There has been a lot of discussion recently about OpenAI’s new large language model, ChatGPT. It is essentially a very advanced chatbot, capable of issuing sophisticated, human-like responses to user prompts. It’s trained on a vast quantity of data gathered from the internet (the underlying model, an autocomplete text generator named GPT-3.5, requires 800GB of memory for training), and it can seemingly accomplish everything from writing poetry to tutoring, storing and manipulating data, or solving crossword puzzles.

But much of the excitement and intrigue has centred around the ability of ChatGPT to write and debug computer code. The obvious question is: how does it stand up to a human being? Well, generally, it seems to do pretty well at constructing boilerplate code such as generic functions. In this sense, it certainly has something to offer when it comes to speeding things up and making life easier. But, at least in its current incarnation, it is not capable of structuring complex code or following the more complex higher-order logic that a programmer needs to abide by.

/images/chatGPT.jpeg

Another major issue at present is that, while its answers to questions are generally pretty accurate, it has a persistent tendency to issue responses that seem plausible but are in fact incorrect. For this reason, Stack Overflow recently banned ChatGPT-issued responses.
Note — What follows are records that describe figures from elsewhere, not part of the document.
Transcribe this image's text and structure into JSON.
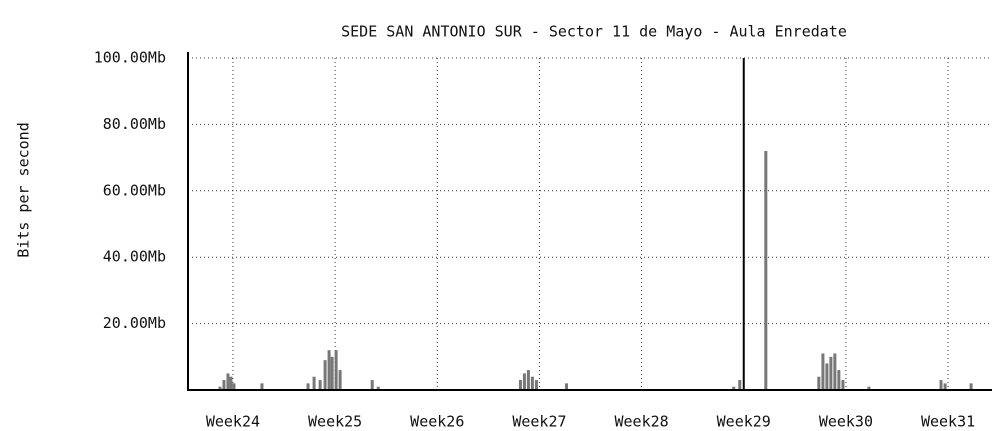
{
  "chart_data": {
    "type": "bar",
    "title": "SEDE SAN ANTONIO SUR - Sector 11 de Mayo - Aula Enredate",
    "ylabel": "Bits per second",
    "color": "#777777",
    "x": [
      23.873,
      23.912,
      23.951,
      23.98,
      24.01,
      24.284,
      24.735,
      24.794,
      24.853,
      24.902,
      24.941,
      24.971,
      25.01,
      25.049,
      25.363,
      25.422,
      26.814,
      26.853,
      26.892,
      26.931,
      26.971,
      27.265,
      28.902,
      28.961,
      29.216,
      29.735,
      29.775,
      29.814,
      29.853,
      29.892,
      29.931,
      29.971,
      30.225,
      30.931,
      30.971,
      31.225
    ],
    "values": [
      1,
      3,
      5,
      4,
      2,
      2,
      2,
      4,
      3,
      9,
      12,
      10,
      12,
      6,
      3,
      1,
      3,
      5,
      6,
      4,
      3,
      2,
      1,
      3,
      72,
      4,
      11,
      8,
      10,
      11,
      6,
      3,
      1,
      3,
      2,
      2
    ],
    "xlim": [
      23.56,
      31.43
    ],
    "xticks": [
      {
        "value": 24,
        "label": "Week24"
      },
      {
        "value": 25,
        "label": "Week25"
      },
      {
        "value": 26,
        "label": "Week26"
      },
      {
        "value": 27,
        "label": "Week27"
      },
      {
        "value": 28,
        "label": "Week28"
      },
      {
        "value": 29,
        "label": "Week29"
      },
      {
        "value": 30,
        "label": "Week30"
      },
      {
        "value": 31,
        "label": "Week31"
      }
    ],
    "ylim": [
      0,
      100
    ],
    "yticks": [
      {
        "value": 20,
        "label": "20.00Mb"
      },
      {
        "value": 40,
        "label": "40.00Mb"
      },
      {
        "value": 60,
        "label": "60.00Mb"
      },
      {
        "value": 80,
        "label": "80.00Mb"
      },
      {
        "value": 100,
        "label": "100.00Mb"
      }
    ],
    "grid": true,
    "marker": {
      "x": 29,
      "color": "#000000"
    }
  }
}
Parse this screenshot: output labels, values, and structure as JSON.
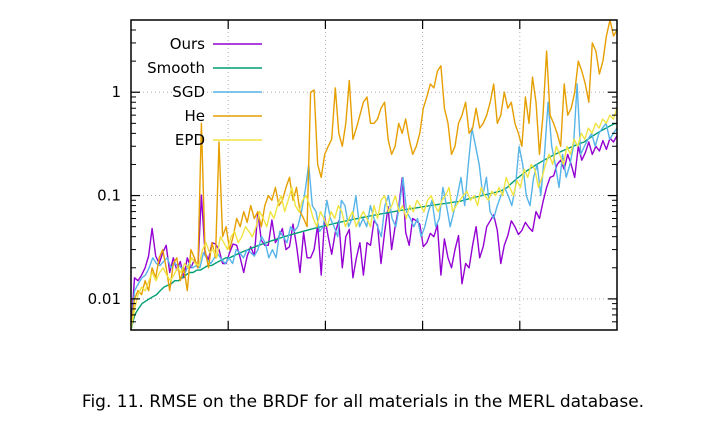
{
  "figure": {
    "caption": "Fig. 11.  RMSE on the BRDF for all materials in the MERL database."
  },
  "chart_data": {
    "type": "line",
    "title": "",
    "xlabel": "",
    "ylabel": "",
    "yscale": "log",
    "xlim": [
      0,
      100
    ],
    "ylim": [
      0.005,
      5
    ],
    "yticks": [
      {
        "value": 0.01,
        "label": "0.01"
      },
      {
        "value": 0.1,
        "label": "0.1"
      },
      {
        "value": 1,
        "label": "1"
      }
    ],
    "xticks": [
      20,
      40,
      60,
      80
    ],
    "grid": true,
    "legend_position": "top-left",
    "series": [
      {
        "name": "Ours",
        "color": "#9400d3",
        "values": [
          0.005,
          0.016,
          0.015,
          0.017,
          0.02,
          0.026,
          0.048,
          0.026,
          0.022,
          0.028,
          0.033,
          0.018,
          0.025,
          0.019,
          0.023,
          0.016,
          0.025,
          0.02,
          0.024,
          0.02,
          0.101,
          0.028,
          0.024,
          0.035,
          0.034,
          0.03,
          0.022,
          0.022,
          0.028,
          0.034,
          0.033,
          0.025,
          0.018,
          0.026,
          0.032,
          0.026,
          0.068,
          0.037,
          0.033,
          0.033,
          0.058,
          0.035,
          0.04,
          0.048,
          0.03,
          0.032,
          0.053,
          0.033,
          0.018,
          0.044,
          0.025,
          0.025,
          0.03,
          0.052,
          0.017,
          0.062,
          0.04,
          0.027,
          0.044,
          0.057,
          0.02,
          0.04,
          0.047,
          0.016,
          0.025,
          0.035,
          0.017,
          0.035,
          0.033,
          0.057,
          0.052,
          0.022,
          0.044,
          0.078,
          0.03,
          0.05,
          0.077,
          0.148,
          0.044,
          0.033,
          0.06,
          0.057,
          0.053,
          0.032,
          0.035,
          0.043,
          0.04,
          0.052,
          0.017,
          0.038,
          0.025,
          0.02,
          0.03,
          0.041,
          0.014,
          0.022,
          0.02,
          0.033,
          0.05,
          0.025,
          0.032,
          0.05,
          0.057,
          0.065,
          0.046,
          0.022,
          0.033,
          0.041,
          0.057,
          0.05,
          0.042,
          0.046,
          0.055,
          0.049,
          0.045,
          0.07,
          0.06,
          0.087,
          0.12,
          0.15,
          0.155,
          0.2,
          0.22,
          0.18,
          0.25,
          0.2,
          0.15,
          0.3,
          0.22,
          0.26,
          0.33,
          0.25,
          0.3,
          0.27,
          0.34,
          0.28,
          0.36,
          0.33,
          0.38
        ]
      },
      {
        "name": "Smooth",
        "color": "#009e73",
        "values": [
          0.005,
          0.007,
          0.008,
          0.009,
          0.0095,
          0.01,
          0.0105,
          0.011,
          0.012,
          0.013,
          0.0135,
          0.014,
          0.015,
          0.015,
          0.016,
          0.017,
          0.018,
          0.018,
          0.019,
          0.019,
          0.02,
          0.021,
          0.021,
          0.022,
          0.023,
          0.024,
          0.025,
          0.025,
          0.026,
          0.027,
          0.028,
          0.029,
          0.03,
          0.031,
          0.032,
          0.033,
          0.034,
          0.035,
          0.036,
          0.037,
          0.038,
          0.039,
          0.04,
          0.041,
          0.042,
          0.043,
          0.044,
          0.045,
          0.046,
          0.047,
          0.048,
          0.049,
          0.05,
          0.051,
          0.052,
          0.053,
          0.054,
          0.055,
          0.056,
          0.057,
          0.058,
          0.059,
          0.06,
          0.061,
          0.062,
          0.063,
          0.064,
          0.065,
          0.066,
          0.067,
          0.068,
          0.069,
          0.07,
          0.071,
          0.072,
          0.073,
          0.074,
          0.075,
          0.076,
          0.077,
          0.078,
          0.079,
          0.08,
          0.081,
          0.082,
          0.083,
          0.084,
          0.085,
          0.086,
          0.087,
          0.088,
          0.09,
          0.092,
          0.094,
          0.096,
          0.098,
          0.1,
          0.102,
          0.104,
          0.106,
          0.108,
          0.11,
          0.115,
          0.12,
          0.13,
          0.14,
          0.15,
          0.16,
          0.17,
          0.18,
          0.19,
          0.2,
          0.21,
          0.22,
          0.23,
          0.24,
          0.25,
          0.26,
          0.27,
          0.28,
          0.29,
          0.3,
          0.31,
          0.32,
          0.33,
          0.35,
          0.37,
          0.39,
          0.41,
          0.43,
          0.45,
          0.47,
          0.49,
          0.5
        ]
      },
      {
        "name": "SGD",
        "color": "#56b4e9",
        "values": [
          0.005,
          0.012,
          0.014,
          0.016,
          0.017,
          0.02,
          0.025,
          0.022,
          0.021,
          0.023,
          0.025,
          0.02,
          0.022,
          0.021,
          0.02,
          0.018,
          0.022,
          0.02,
          0.021,
          0.02,
          0.028,
          0.024,
          0.022,
          0.025,
          0.027,
          0.024,
          0.022,
          0.025,
          0.022,
          0.03,
          0.028,
          0.025,
          0.03,
          0.028,
          0.026,
          0.03,
          0.04,
          0.035,
          0.025,
          0.03,
          0.025,
          0.045,
          0.04,
          0.035,
          0.05,
          0.045,
          0.05,
          0.07,
          0.11,
          0.2,
          0.08,
          0.07,
          0.045,
          0.05,
          0.09,
          0.06,
          0.05,
          0.04,
          0.09,
          0.08,
          0.05,
          0.06,
          0.1,
          0.05,
          0.06,
          0.05,
          0.08,
          0.06,
          0.05,
          0.04,
          0.08,
          0.1,
          0.06,
          0.05,
          0.08,
          0.15,
          0.07,
          0.06,
          0.05,
          0.06,
          0.04,
          0.05,
          0.07,
          0.09,
          0.05,
          0.06,
          0.12,
          0.08,
          0.05,
          0.07,
          0.1,
          0.15,
          0.08,
          0.2,
          0.45,
          0.3,
          0.2,
          0.1,
          0.15,
          0.07,
          0.06,
          0.08,
          0.1,
          0.12,
          0.1,
          0.08,
          0.12,
          0.3,
          0.2,
          0.1,
          0.08,
          0.15,
          0.2,
          0.1,
          0.25,
          0.8,
          0.3,
          0.2,
          0.12,
          0.25,
          0.15,
          0.2,
          0.3,
          1.2,
          0.25,
          0.3,
          0.35,
          0.4,
          0.3,
          0.4,
          0.45,
          0.5,
          0.35,
          0.4,
          0.45
        ]
      },
      {
        "name": "He",
        "color": "#e69f00",
        "values": [
          0.005,
          0.01,
          0.012,
          0.011,
          0.015,
          0.012,
          0.02,
          0.016,
          0.025,
          0.03,
          0.02,
          0.012,
          0.022,
          0.025,
          0.015,
          0.02,
          0.012,
          0.03,
          0.025,
          0.02,
          0.5,
          0.03,
          0.02,
          0.035,
          0.025,
          0.33,
          0.04,
          0.05,
          0.03,
          0.04,
          0.06,
          0.05,
          0.07,
          0.055,
          0.08,
          0.06,
          0.07,
          0.05,
          0.08,
          0.1,
          0.09,
          0.12,
          0.08,
          0.09,
          0.12,
          0.15,
          0.09,
          0.12,
          0.07,
          0.06,
          0.05,
          1.0,
          1.05,
          0.2,
          0.15,
          0.25,
          0.3,
          0.35,
          1.1,
          0.4,
          0.3,
          0.5,
          1.3,
          0.35,
          0.45,
          0.6,
          0.8,
          0.9,
          0.5,
          0.5,
          0.55,
          0.7,
          0.8,
          0.35,
          0.25,
          0.3,
          0.5,
          0.4,
          0.55,
          0.35,
          0.25,
          0.3,
          0.4,
          0.7,
          0.9,
          1.2,
          1.1,
          1.6,
          1.8,
          0.7,
          0.5,
          0.25,
          0.3,
          0.5,
          0.6,
          0.8,
          0.4,
          0.45,
          0.7,
          0.45,
          0.5,
          0.6,
          0.8,
          1.2,
          0.5,
          0.6,
          1.0,
          0.7,
          0.8,
          0.5,
          0.4,
          0.3,
          0.9,
          0.5,
          1.4,
          0.8,
          0.25,
          0.6,
          2.5,
          0.6,
          0.5,
          0.4,
          0.3,
          1.2,
          0.6,
          0.7,
          1.0,
          2.0,
          1.6,
          1.2,
          0.8,
          3.0,
          2.5,
          1.5,
          2.0,
          3.5,
          5.0,
          3.5,
          4.0
        ]
      },
      {
        "name": "EPD",
        "color": "#f0e442",
        "values": [
          0.005,
          0.008,
          0.011,
          0.013,
          0.012,
          0.015,
          0.018,
          0.015,
          0.018,
          0.02,
          0.017,
          0.015,
          0.017,
          0.02,
          0.018,
          0.022,
          0.02,
          0.025,
          0.022,
          0.021,
          0.03,
          0.035,
          0.028,
          0.03,
          0.025,
          0.04,
          0.035,
          0.03,
          0.04,
          0.045,
          0.035,
          0.04,
          0.05,
          0.045,
          0.04,
          0.05,
          0.07,
          0.06,
          0.05,
          0.07,
          0.06,
          0.08,
          0.1,
          0.07,
          0.09,
          0.12,
          0.08,
          0.07,
          0.09,
          0.1,
          0.08,
          0.06,
          0.05,
          0.07,
          0.06,
          0.05,
          0.07,
          0.06,
          0.08,
          0.07,
          0.05,
          0.06,
          0.07,
          0.05,
          0.06,
          0.07,
          0.06,
          0.05,
          0.08,
          0.06,
          0.09,
          0.1,
          0.07,
          0.08,
          0.1,
          0.07,
          0.08,
          0.06,
          0.08,
          0.07,
          0.09,
          0.08,
          0.07,
          0.09,
          0.1,
          0.08,
          0.07,
          0.09,
          0.1,
          0.12,
          0.07,
          0.08,
          0.09,
          0.1,
          0.11,
          0.09,
          0.1,
          0.08,
          0.12,
          0.1,
          0.09,
          0.11,
          0.1,
          0.12,
          0.1,
          0.15,
          0.12,
          0.1,
          0.14,
          0.12,
          0.18,
          0.15,
          0.2,
          0.18,
          0.12,
          0.15,
          0.2,
          0.25,
          0.2,
          0.3,
          0.25,
          0.2,
          0.3,
          0.25,
          0.35,
          0.3,
          0.4,
          0.35,
          0.45,
          0.4,
          0.5,
          0.45,
          0.55,
          0.5,
          0.6,
          0.55,
          0.7
        ]
      }
    ]
  }
}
So, in its current incarnation, ChatGPT looks to be no more than a useful complement to learning or writing code. The bigger question is ultimately where things will be in 2 or 3 years time. The pace of development is staggering: GitHub’s co-pilot autocomplete prompt is already starting to look obsolete. This opens up opportunities for software engineers at the same time as it presents challenges. One crucial consideration will be to ensure that open source versions continue to be available in the future.